Their main problem, however, was the plague brought in by the pilgrims , from which large parts of the population as well as several sisters and Radermecher themselves became seriously ill. Already badly marked by the disease, she took her religious vows on May 5, 1626 and died on December 31, 1626 of the consequences of the plague. Her bones have been buried since August 13, 1953 in the crypt of the monastery church of the mother house of the Elisabethinnen, newly built in 1937, on Preusweg in Aachen. In the 1950s, a beatification was sought, which has so far been unsuccessful.

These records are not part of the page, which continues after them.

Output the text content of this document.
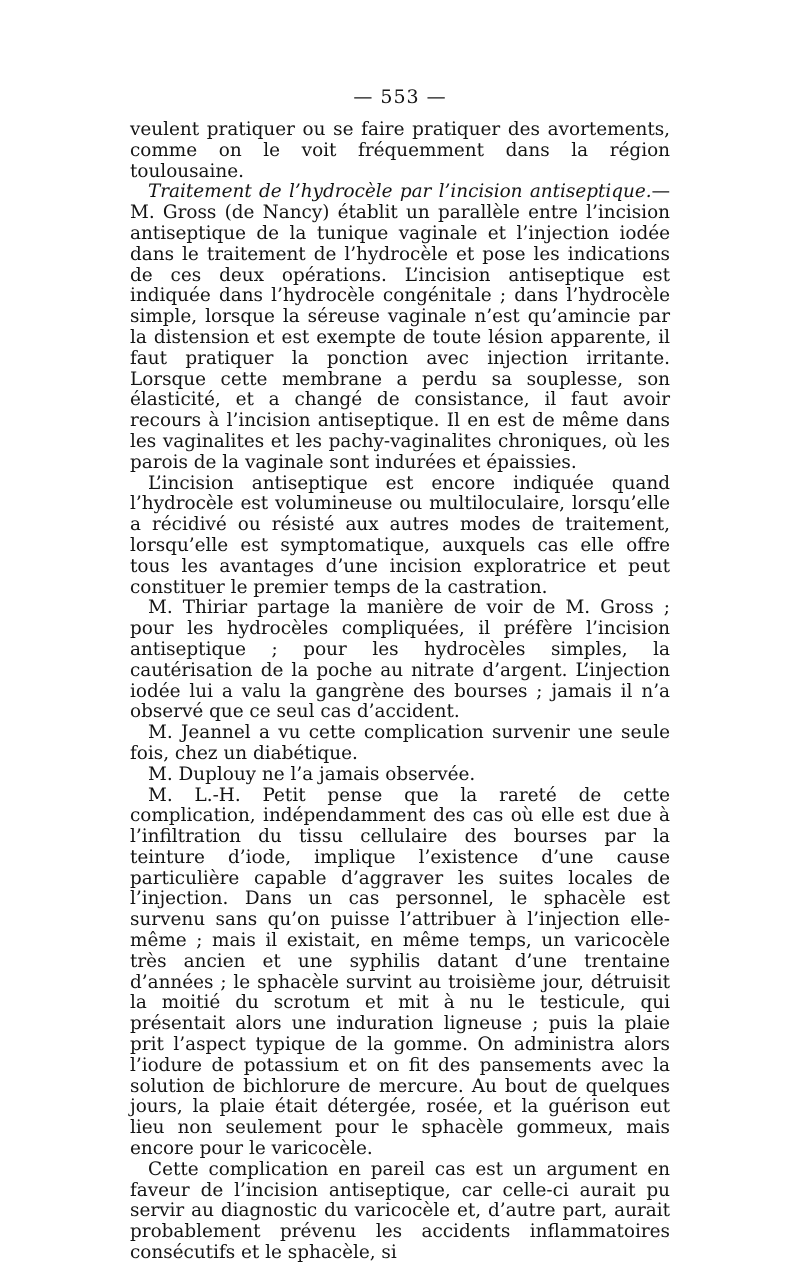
— 553 —

veulent pratiquer ou se faire pratiquer des avortements, comme on le voit fréquemment dans la région toulousaine.

Traitement de l’hydrocèle par l’incision antiseptique.— M. Gross (de Nancy) établit un parallèle entre l’incision antiseptique de la tunique vaginale et l’injection iodée dans le traitement de l’hydrocèle et pose les indications de ces deux opérations. L’incision antiseptique est indiquée dans l’hydrocèle congénitale ; dans l’hydrocèle simple, lorsque la séreuse vaginale n’est qu’amincie par la distension et est exempte de toute lésion apparente, il faut pratiquer la ponction avec injection irritante. Lorsque cette membrane a perdu sa souplesse, son élasticité, et a changé de consistance, il faut avoir recours à l’incision antiseptique. Il en est de même dans les vaginalites et les pachy-vaginalites chroniques, où les parois de la vaginale sont indurées et épaissies.

L’incision antiseptique est encore indiquée quand l’hydrocèle est volumineuse ou multiloculaire, lorsqu’elle a récidivé ou résisté aux autres modes de traitement, lorsqu’elle est symptomatique, auxquels cas elle offre tous les avantages d’une incision exploratrice et peut constituer le premier temps de la castration.

M. Thiriar partage la manière de voir de M. Gross ; pour les hydrocèles compliquées, il préfère l’incision antiseptique ; pour les hydrocèles simples, la cautérisation de la poche au nitrate d’argent. L’injection iodée lui a valu la gangrène des bourses ; jamais il n’a observé que ce seul cas d’accident.

M. Jeannel a vu cette complication survenir une seule fois, chez un diabétique.

M. Duplouy ne l’a jamais observée.

M. L.-H. Petit pense que la rareté de cette complication, indépendamment des cas où elle est due à l’infiltration du tissu cellulaire des bourses par la teinture d’iode, implique l’existence d’une cause particulière capable d’aggraver les suites locales de l’injection. Dans un cas personnel, le sphacèle est survenu sans qu’on puisse l’attribuer à l’injection elle-même ; mais il existait, en même temps, un varicocèle très ancien et une syphilis datant d’une trentaine d’années ; le sphacèle survint au troisième jour, détruisit la moitié du scrotum et mit à nu le testicule, qui présentait alors une induration ligneuse ; puis la plaie prit l’aspect typique de la gomme. On administra alors l’iodure de potassium et on fit des pansements avec la solution de bichlorure de mercure. Au bout de quelques jours, la plaie était détergée, rosée, et la guérison eut lieu non seulement pour le sphacèle gommeux, mais encore pour le varicocèle.

Cette complication en pareil cas est un argument en faveur de l’incision antiseptique, car celle-ci aurait pu servir au diagnostic du varicocèle et, d’autre part, aurait probablement prévenu les accidents inflammatoires consécutifs et le sphacèle, si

The Elizabethine Order founded by Radermecher expanded rapidly and is now active with almost 1000 sisters in numerous countries in nursing and care for the elderly and in childcare as well as in missions in Africa. The “Gasthaus” / “Elisabeth Hospital” she runs was initially relocated to the edge of the Aachen city garden as the “Maria Hilf Hospital” in the early 1850s and gradually changed to the “Städtisches Elisabeth Hospital Aachen” as early as 1904 newly built facilities on Goethestrasse, where it was integrated into the newly established Aachen University Hospital in the west of the city in the 1960s . In the wing of the original “Gasthaus” on Münsterplatz, the “Vinzenzspital” was set up from the 1850s to the turn of the century, in which the Elisabethinnen took care of the terminally ill.